Monday, May 3, 2010

IowaPolitics.com: Gubernatorial candidates share personal st

At least two Republican gubernatorial candidates would axe funding to an Iowa City cloning research facility as well as to Planned Parenthood as part of their anti-abortion stance if elected to the state’s highest office.

Bob Vander Plaats and Rep. Rod Roberts, R-Carroll, announced such plans at a Saturday pro-life forum at Campus Baptist Church in Ames. They were joined by gubernatorial candidate Jon Narcisse, who is running as an independent.

“No tax dollars should be going toward Planned Parenthood,” said Roberts, a five-term state lawmaker. “Time and time again in the Legislature, I have stood up for the sanctity of human life. If governor, I will continue that by ceasing funding to Planned Parenthood and to human cloning research.”

Vander Plaats, a former Sioux City high school principal, echoed Roberts’ sentiments, saying he too would stop tax dollars from being used for either entity.

Both Republicans said their pro-life stances were drawn from personal experiences, rather than their party’s stance on abortion. Vander Plaats, a father of four, has a teenage son with a brain disorder resulting in physical disability. Roberts’ wife gave birth to a stillborn child.

Roberts said if elected governor, he would push for legislation legally identifying a fetus as a child. Vander Plaats would pass a similar human rights amendment.

Vander Plaats said he believes pro-life lawmakers have lost ground in prior sessions when it comes to advocating pro-life efforts. “There’s a time when leaders need to lead,” he said. “That time is now. I’ll be bold and courageous on marriage, on life and on the separation of powers (of the courts and the Legislature).”

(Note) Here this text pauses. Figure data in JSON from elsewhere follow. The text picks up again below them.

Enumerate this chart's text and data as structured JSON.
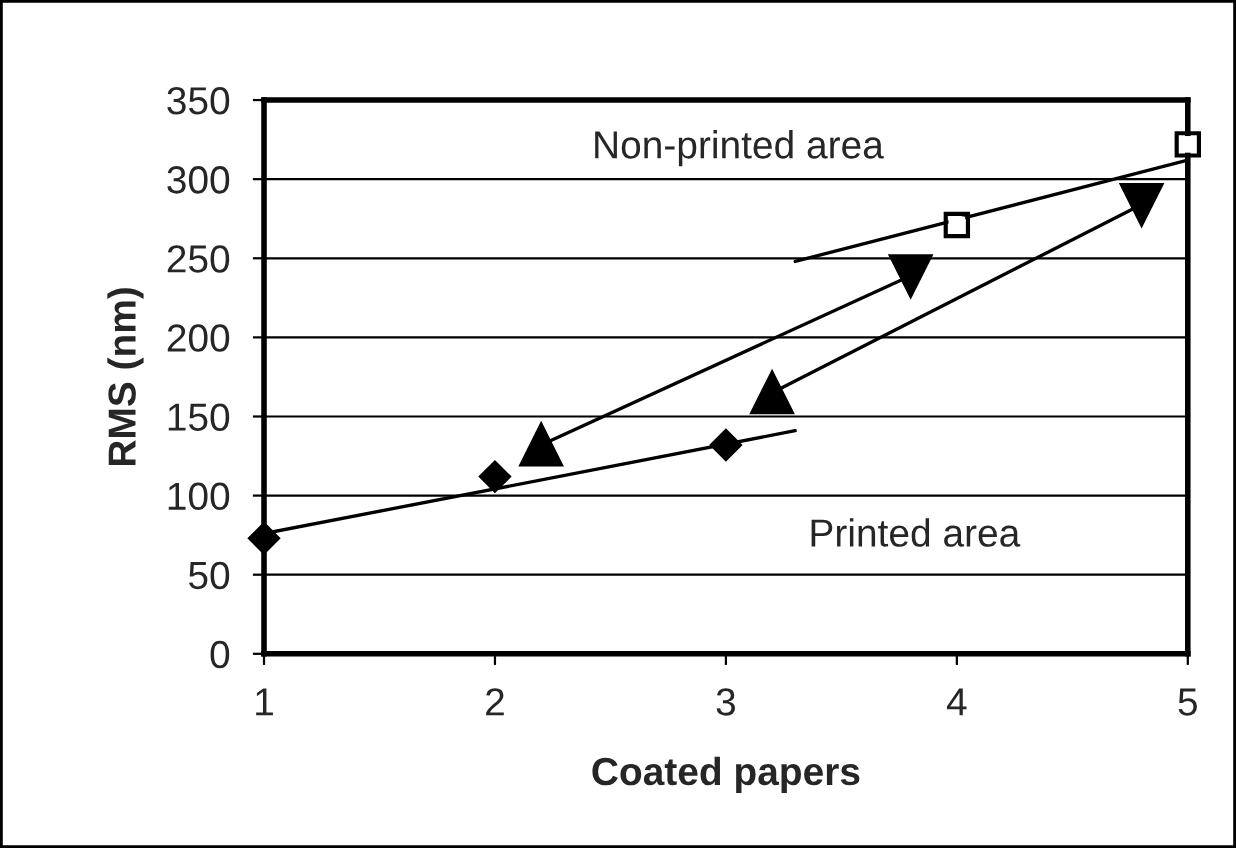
{
  "chart_data": {
    "type": "scatter",
    "xlabel": "Coated papers",
    "ylabel": "RMS (nm)",
    "xlim": [
      1,
      5
    ],
    "xticks": [
      1,
      2,
      3,
      4,
      5
    ],
    "ylim": [
      0,
      350
    ],
    "yticks": [
      0,
      50,
      100,
      150,
      200,
      250,
      300,
      350
    ],
    "grid": "y",
    "annotations": [
      "Non-printed area",
      "Printed area"
    ],
    "series": [
      {
        "type": "line",
        "x": [
          1,
          3.3
        ],
        "values": [
          76,
          141
        ],
        "color": "#000000",
        "marker": "none",
        "line_style": "solid"
      },
      {
        "type": "line",
        "x": [
          3.3,
          5
        ],
        "values": [
          248,
          312
        ],
        "color": "#000000",
        "marker": "none",
        "line_style": "solid"
      },
      {
        "type": "line",
        "x": [
          2.2,
          3.8
        ],
        "values": [
          132,
          239
        ],
        "color": "#000000",
        "marker": "none",
        "line_style": "solid"
      },
      {
        "type": "line",
        "x": [
          3.2,
          4.8
        ],
        "values": [
          165,
          284
        ],
        "color": "#000000",
        "marker": "none",
        "line_style": "solid"
      },
      {
        "x": [
          1,
          2,
          3
        ],
        "values": [
          73,
          112,
          132
        ],
        "color": "#000000",
        "marker": "diamond"
      },
      {
        "x": [
          4,
          5
        ],
        "values": [
          271,
          322
        ],
        "color": "#000000",
        "marker": "square_open"
      },
      {
        "x": [
          2.2,
          3.2
        ],
        "values": [
          132,
          165
        ],
        "color": "#000000",
        "marker": "triangle"
      },
      {
        "x": [
          3.8,
          4.8
        ],
        "values": [
          239,
          284
        ],
        "color": "#000000",
        "marker": "triangle_down"
      }
    ]
  }
}
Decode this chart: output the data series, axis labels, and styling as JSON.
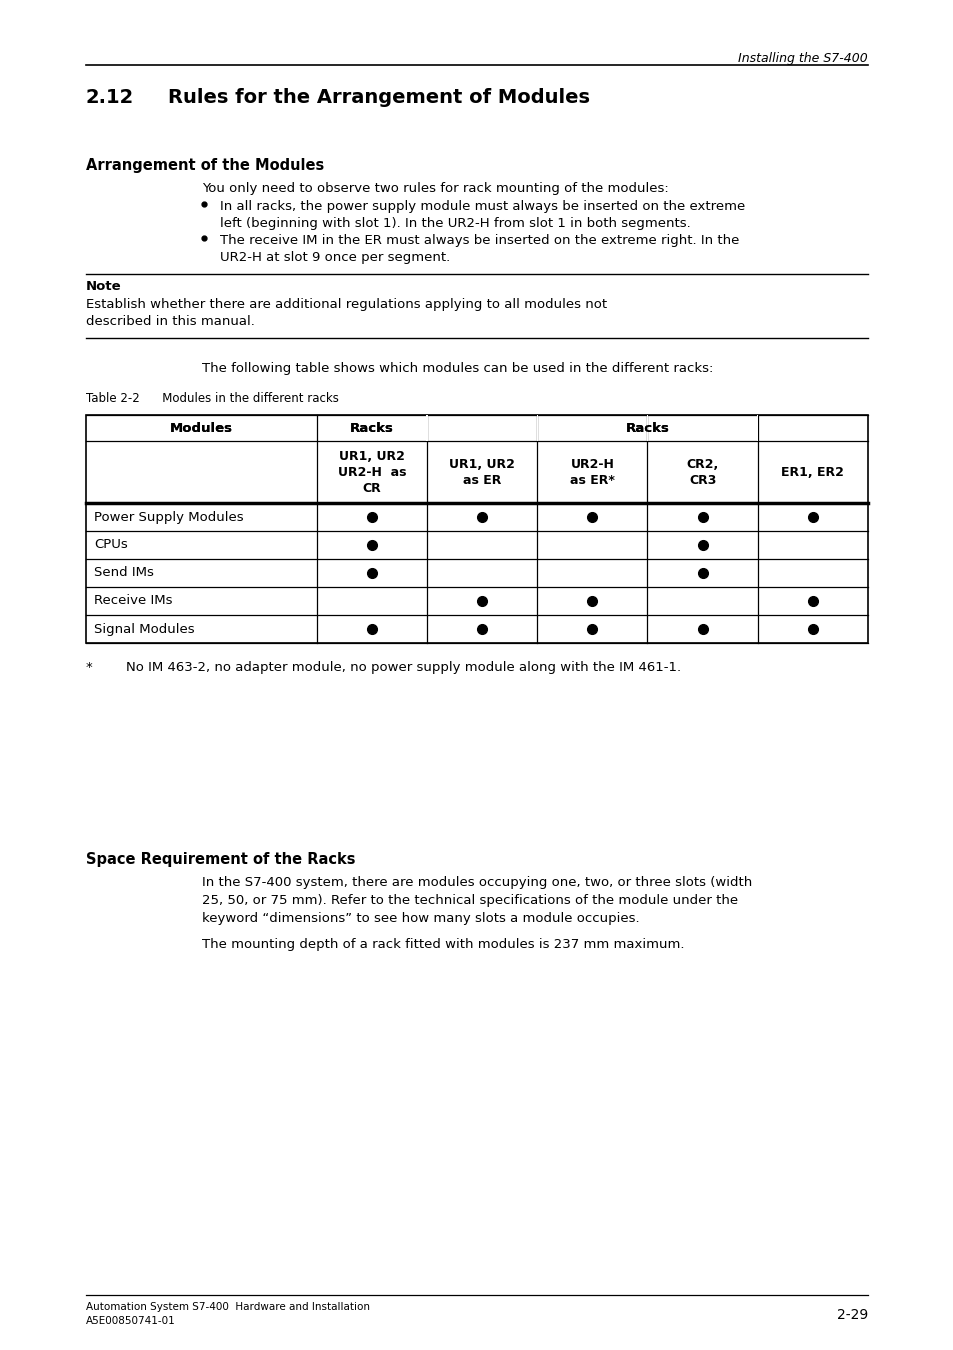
{
  "page_header_right": "Installing the S7-400",
  "section_number": "2.12",
  "section_title": "Rules for the Arrangement of Modules",
  "subsection1_title": "Arrangement of the Modules",
  "para1": "You only need to observe two rules for rack mounting of the modules:",
  "bullet1": "In all racks, the power supply module must always be inserted on the extreme\nleft (beginning with slot 1). In the UR2-H from slot 1 in both segments.",
  "bullet2": "The receive IM in the ER must always be inserted on the extreme right. In the\nUR2-H at slot 9 once per segment.",
  "note_label": "Note",
  "note_text": "Establish whether there are additional regulations applying to all modules not\ndescribed in this manual.",
  "para2": "The following table shows which modules can be used in the different racks:",
  "table_caption": "Table 2-2      Modules in the different racks",
  "table_col_headers": [
    "UR1, UR2\nUR2-H  as\nCR",
    "UR1, UR2\nas ER",
    "UR2-H\nas ER*",
    "CR2,\nCR3",
    "ER1, ER2"
  ],
  "table_rows": [
    [
      "Power Supply Modules",
      true,
      true,
      true,
      true,
      true
    ],
    [
      "CPUs",
      true,
      false,
      false,
      true,
      false
    ],
    [
      "Send IMs",
      true,
      false,
      false,
      true,
      false
    ],
    [
      "Receive IMs",
      false,
      true,
      true,
      false,
      true
    ],
    [
      "Signal Modules",
      true,
      true,
      true,
      true,
      true
    ]
  ],
  "footnote_star": "*",
  "footnote_text": "No IM 463-2, no adapter module, no power supply module along with the IM 461-1.",
  "subsection2_title": "Space Requirement of the Racks",
  "para3_line1": "In the S7-400 system, there are modules occupying one, two, or three slots (width",
  "para3_line2": "25, 50, or 75 mm). Refer to the technical specifications of the module under the",
  "para3_line3": "keyword “dimensions” to see how many slots a module occupies.",
  "para4": "The mounting depth of a rack fitted with modules is 237 mm maximum.",
  "footer_left1": "Automation System S7-400  Hardware and Installation",
  "footer_left2": "A5E00850741-01",
  "footer_right": "2-29",
  "bg_color": "#ffffff"
}
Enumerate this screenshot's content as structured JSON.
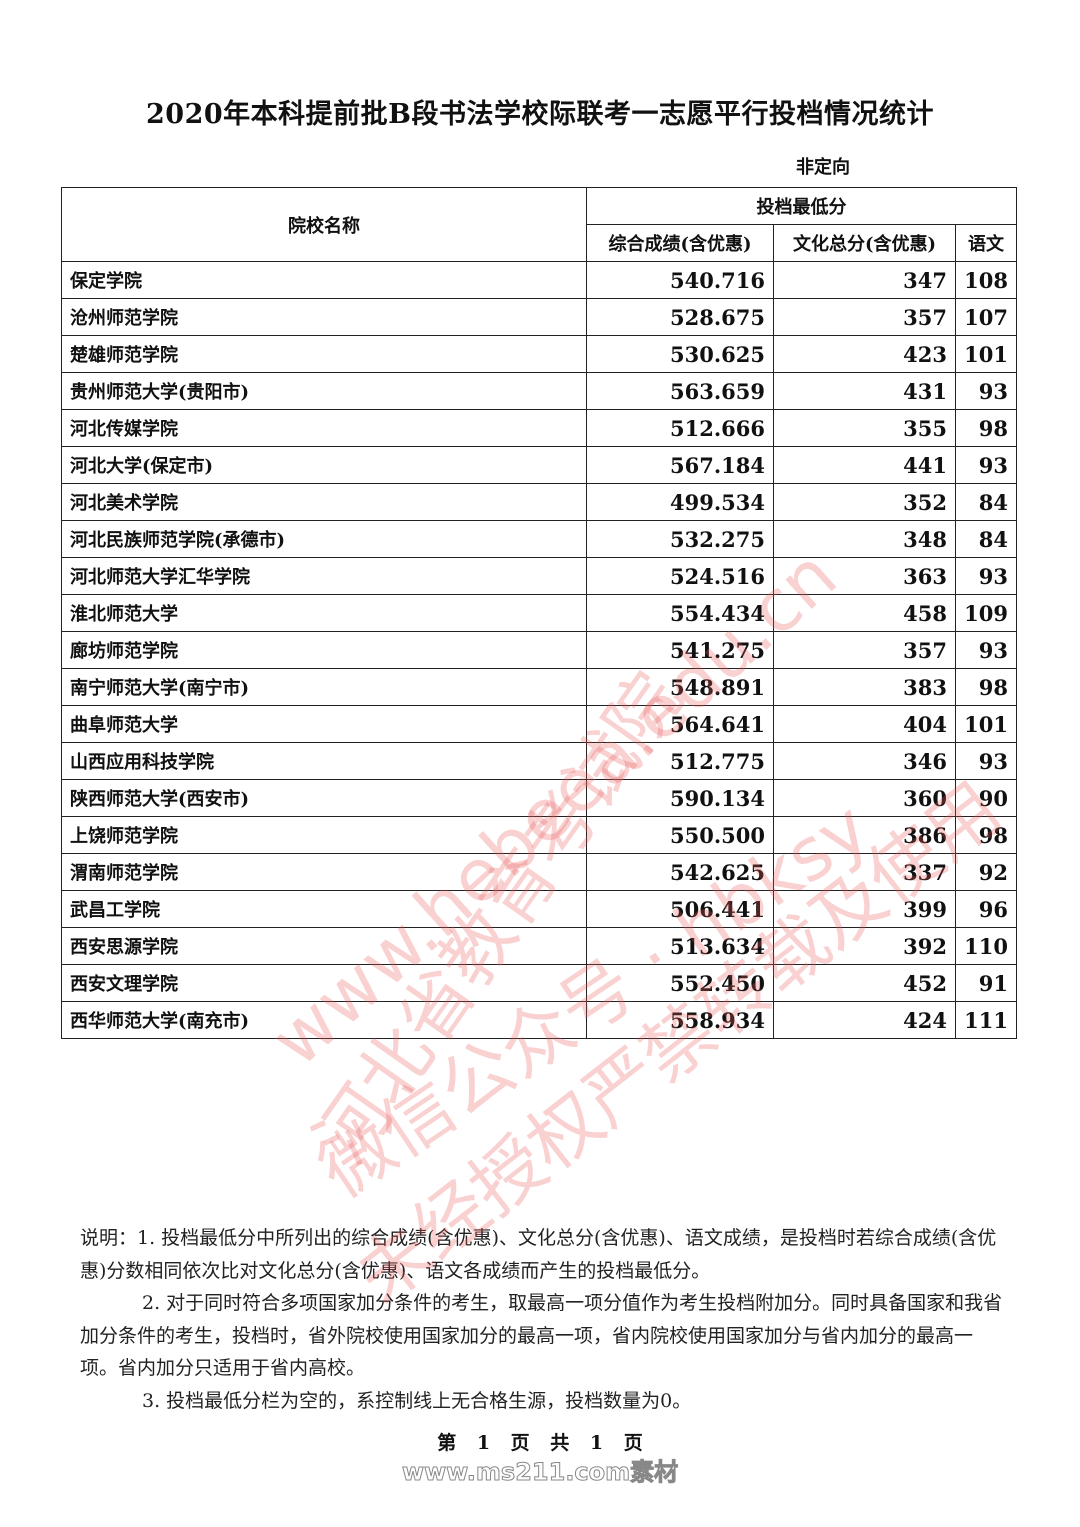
{
  "title": "2020年本科提前批B段书法学校际联考一志愿平行投档情况统计",
  "subtitle": "非定向",
  "table": {
    "headers": {
      "name": "院校名称",
      "group": "投档最低分",
      "cols": [
        "综合成绩(含优惠)",
        "文化总分(含优惠)",
        "语文"
      ]
    },
    "rows": [
      [
        "保定学院",
        "540.716",
        "347",
        "108"
      ],
      [
        "沧州师范学院",
        "528.675",
        "357",
        "107"
      ],
      [
        "楚雄师范学院",
        "530.625",
        "423",
        "101"
      ],
      [
        "贵州师范大学(贵阳市)",
        "563.659",
        "431",
        "93"
      ],
      [
        "河北传媒学院",
        "512.666",
        "355",
        "98"
      ],
      [
        "河北大学(保定市)",
        "567.184",
        "441",
        "93"
      ],
      [
        "河北美术学院",
        "499.534",
        "352",
        "84"
      ],
      [
        "河北民族师范学院(承德市)",
        "532.275",
        "348",
        "84"
      ],
      [
        "河北师范大学汇华学院",
        "524.516",
        "363",
        "93"
      ],
      [
        "淮北师范大学",
        "554.434",
        "458",
        "109"
      ],
      [
        "廊坊师范学院",
        "541.275",
        "357",
        "93"
      ],
      [
        "南宁师范大学(南宁市)",
        "548.891",
        "383",
        "98"
      ],
      [
        "曲阜师范大学",
        "564.641",
        "404",
        "101"
      ],
      [
        "山西应用科技学院",
        "512.775",
        "346",
        "93"
      ],
      [
        "陕西师范大学(西安市)",
        "590.134",
        "360",
        "90"
      ],
      [
        "上饶师范学院",
        "550.500",
        "386",
        "98"
      ],
      [
        "渭南师范学院",
        "542.625",
        "337",
        "92"
      ],
      [
        "武昌工学院",
        "506.441",
        "399",
        "96"
      ],
      [
        "西安思源学院",
        "513.634",
        "392",
        "110"
      ],
      [
        "西安文理学院",
        "552.450",
        "452",
        "91"
      ],
      [
        "西华师范大学(南充市)",
        "558.934",
        "424",
        "111"
      ]
    ]
  },
  "notes": [
    "说明：1. 投档最低分中所列出的综合成绩(含优惠)、文化总分(含优惠)、语文成绩，是投档时若综合成绩(含优惠)分数相同依次比对文化总分(含优惠)、语文各成绩而产生的投档最低分。",
    "2. 对于同时符合多项国家加分条件的考生，取最高一项分值作为考生投档附加分。同时具备国家和我省加分条件的考生，投档时，省外院校使用国家加分的最高一项，省内院校使用国家加分与省内加分的最高一项。省内加分只适用于省内高校。",
    "3. 投档最低分栏为空的，系控制线上无合格生源，投档数量为0。"
  ],
  "footer": "第 1 页 共 1 页",
  "watermarks": [
    "河北省教育考试院",
    "www.hebeea.edu.cn",
    "微信公众号：hbksy",
    "未经授权严禁转载及使用",
    "www.ms211.com素材"
  ],
  "watermark_color": "#eb5a5a"
}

Though Narcisse expressed distaste for the two-party system, he has made a very public pro-life stance, which he, like the two Republican candidates, said is deeply seeded in a personal experience. A former partner of Narcisse’s chose to abort a child he was the father of, he told attendees Saturday.

“I have wondered about my dead child, and what that child would have contributed to this world,” Narcisse, an adoptive father of two girls, said.

Narcisse said he wants Iowans to get back to their convictions, adding the political class has caused voters to compromise their principles.

“Americans, I have found, are pro-life. They are pro-family,” he said. “But the political class has betrayed us. They are more loyal to the parties, not their beliefs. I think we need to start healing the heart.”

A loyal to beliefs over party stance appealed to attendee Debi Zahn, of Stratford.

“I appreciated them getting up there and saying why they believe what they believe, and not just because it’s their party’s position,” Zahn said. “They can say, ‘Yes, I’m pro-life, and I’ve walked though (that experience.)”

The forum gave candidates, all of them Republican except for Narcisse, an opportunity to have one-and-one time with constituents. Forum turn-out was low at about 50 people but the attendees were enthusiastic and engaged with the candidates.

Also participating in Saturday's forum were local legislative candidates Chad Steenhoek and Tim Gartin. The frontrunner for the Republican nomination for governor, former Gov. Terry Branstad, did not participate.